Unexpectedly, there is a lovely and funny foodie moment in the 1973 dystopian sci-fi Soylent Green, with Charlton Heston and Edward G. Robinson. (based upon the 1966 novel Make Room! Make Room!, by Harry Harrison). In a fictional world where there is almost no real food, the two characters stumble into a bit of it and turn it into a comically rapturous feast: Soylent Green lunch scene on YouTube. (2:09).
The film is set in NYC in 2020, where 40 million mostly starving and desperate dwellers fight for their food rations. Environmental devastation has largely destroyed the food supply, so people live on Soylent brand food cakes, said to be made of plankton and vegetable extracts.
In this scene, Heston and his elderly roommate (played by Robinson) sit down to a meal Robinson has prepared from some precious “real food” that Heston has stolen from a crime scene earlier. Robinson brushes aside the plastic fork Heston has taken out, and instead proffers a treasured single set of real metal cutlery from an old leather case. Old school.

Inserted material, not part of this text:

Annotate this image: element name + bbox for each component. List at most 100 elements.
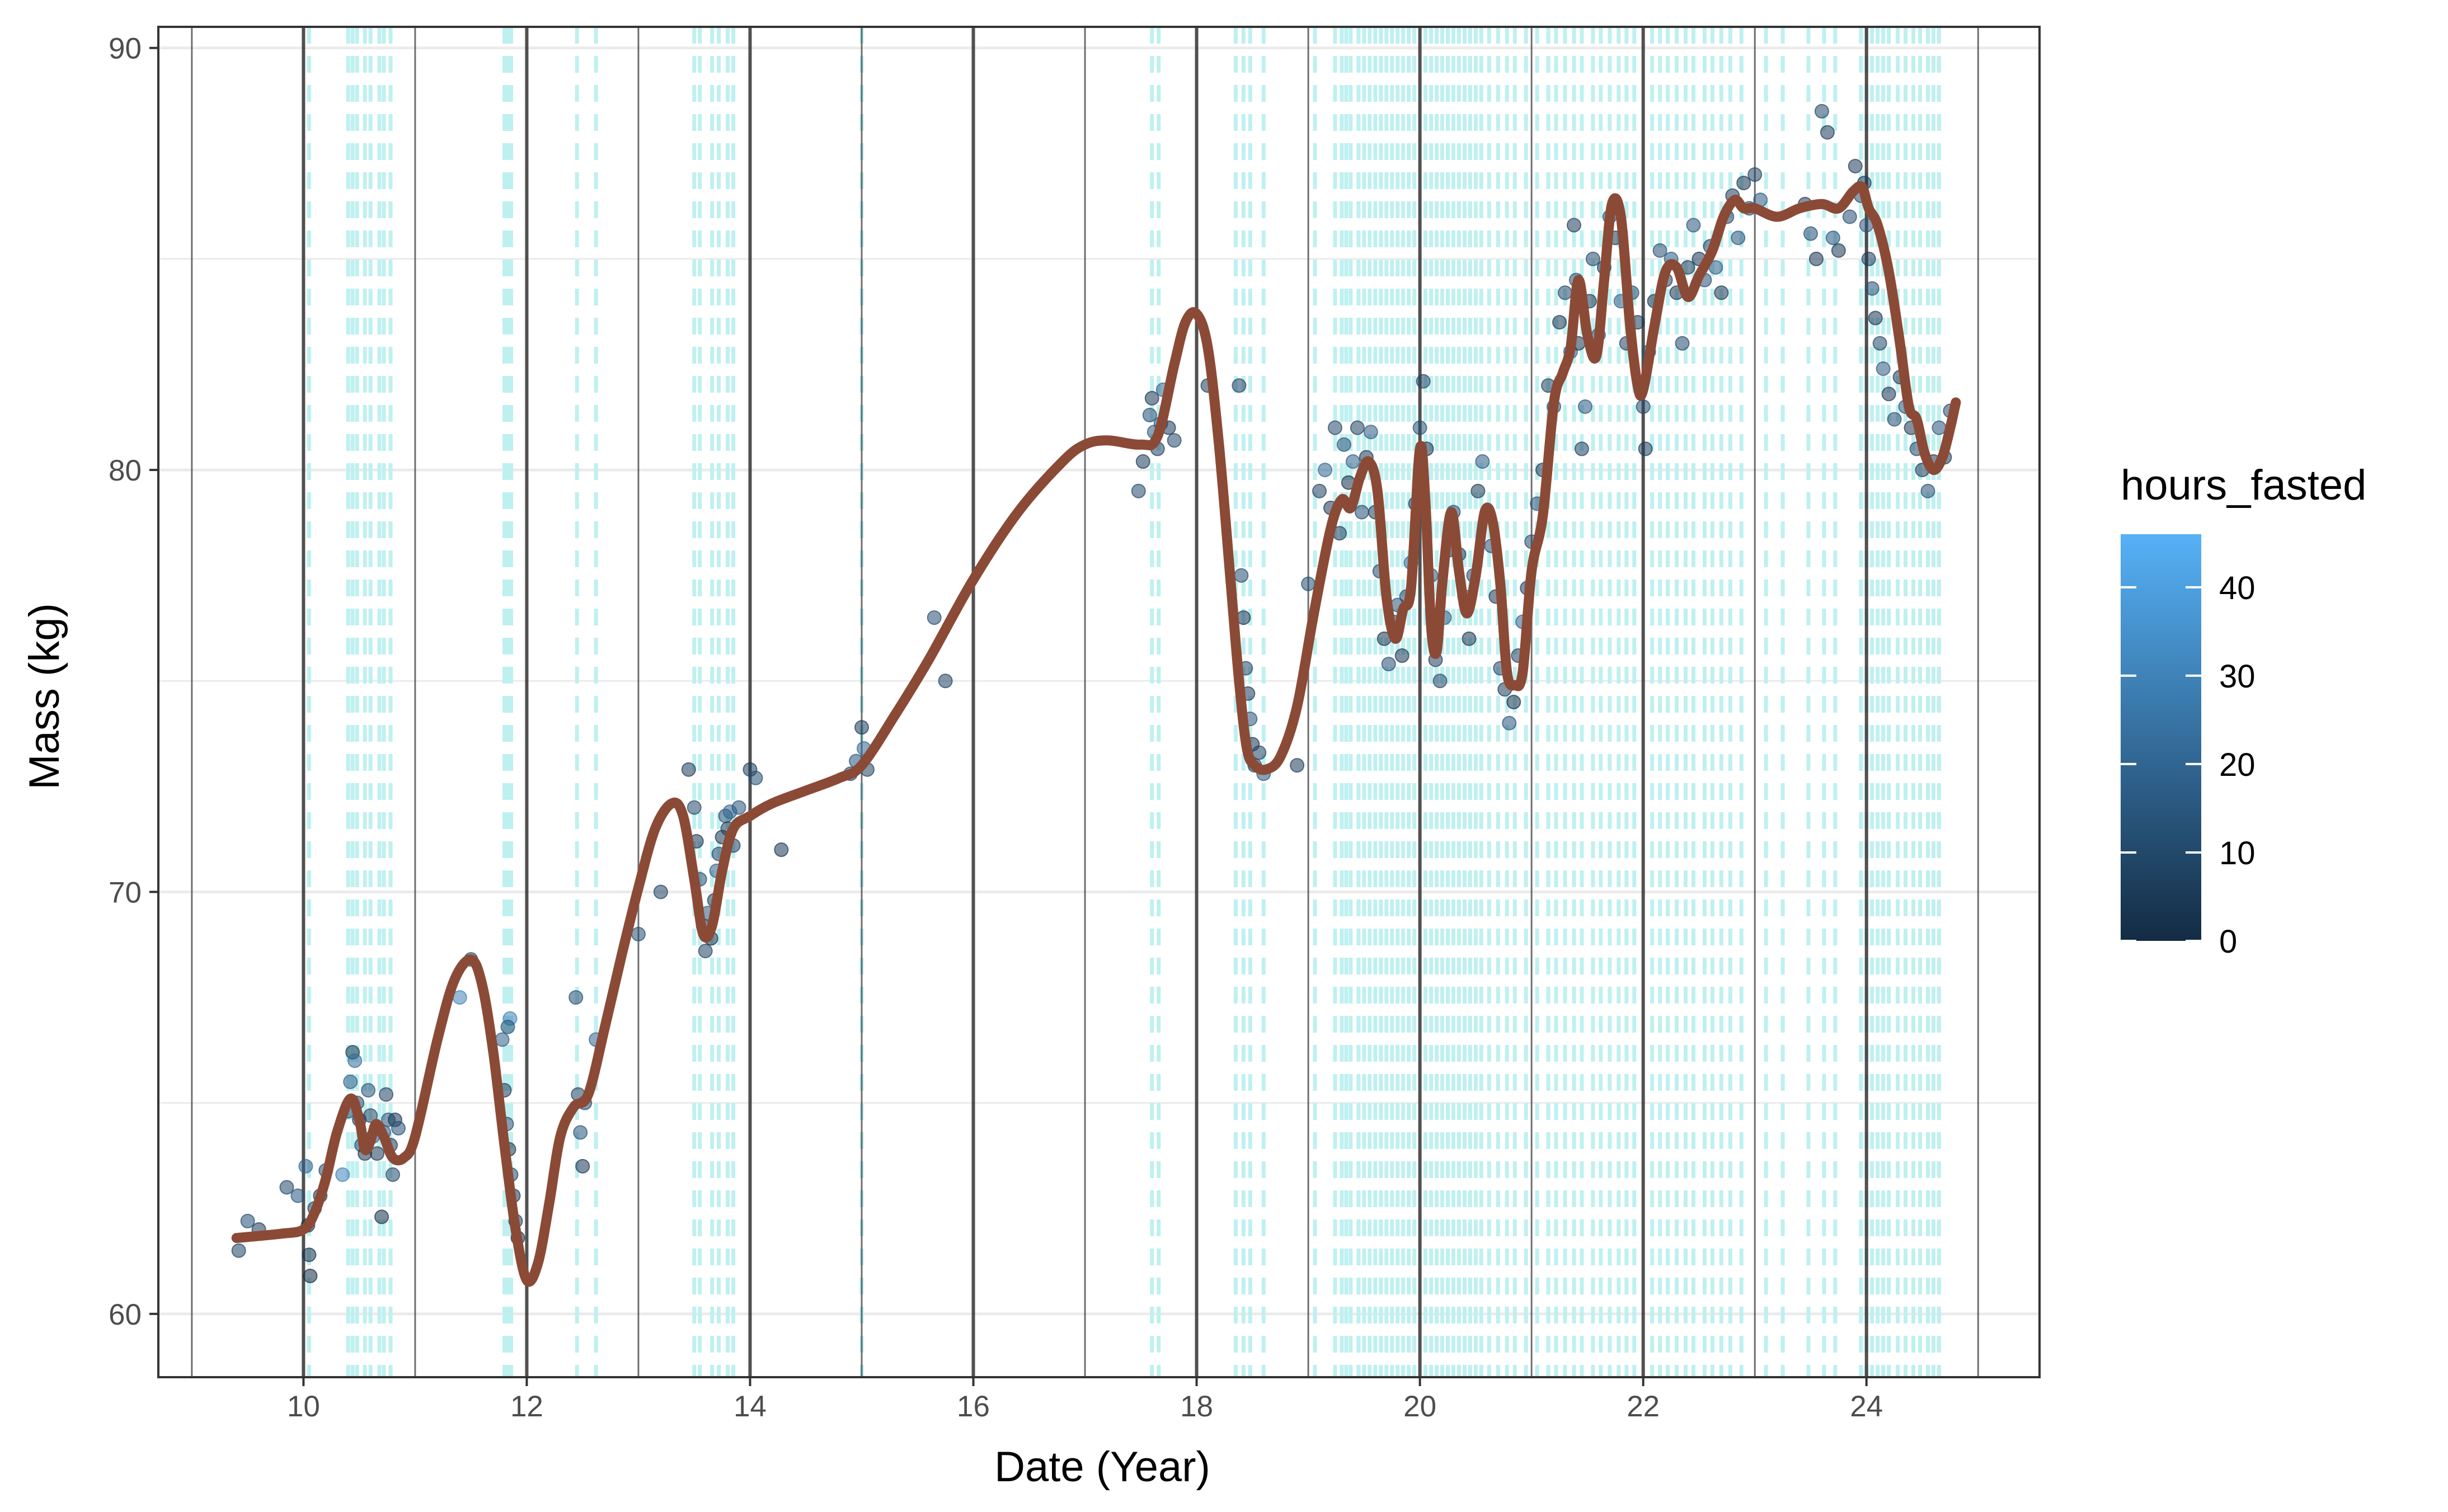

Then begins a meal of a piece of lettuce each, a tiny saucepan of beans or stew, and two small apples.
In a balletic interaction over a soundrack of chamber music, in a conversation wordless but for appreciative grunts and noises, we see Heston discover the miracle of real food for the first time (literally), including (almost) how to shine and eat an apple. Robinson goes from rapt anticipation, to ecstatic imbibing, to astonished recognition, to imploring Heston’s shared appreciation, to mellow afterglow, on one lettuce leaf. Both men are transported by their tiny serving of beans.
It does inspire one to enjoy the bounteous and exquisite world of real food that we have.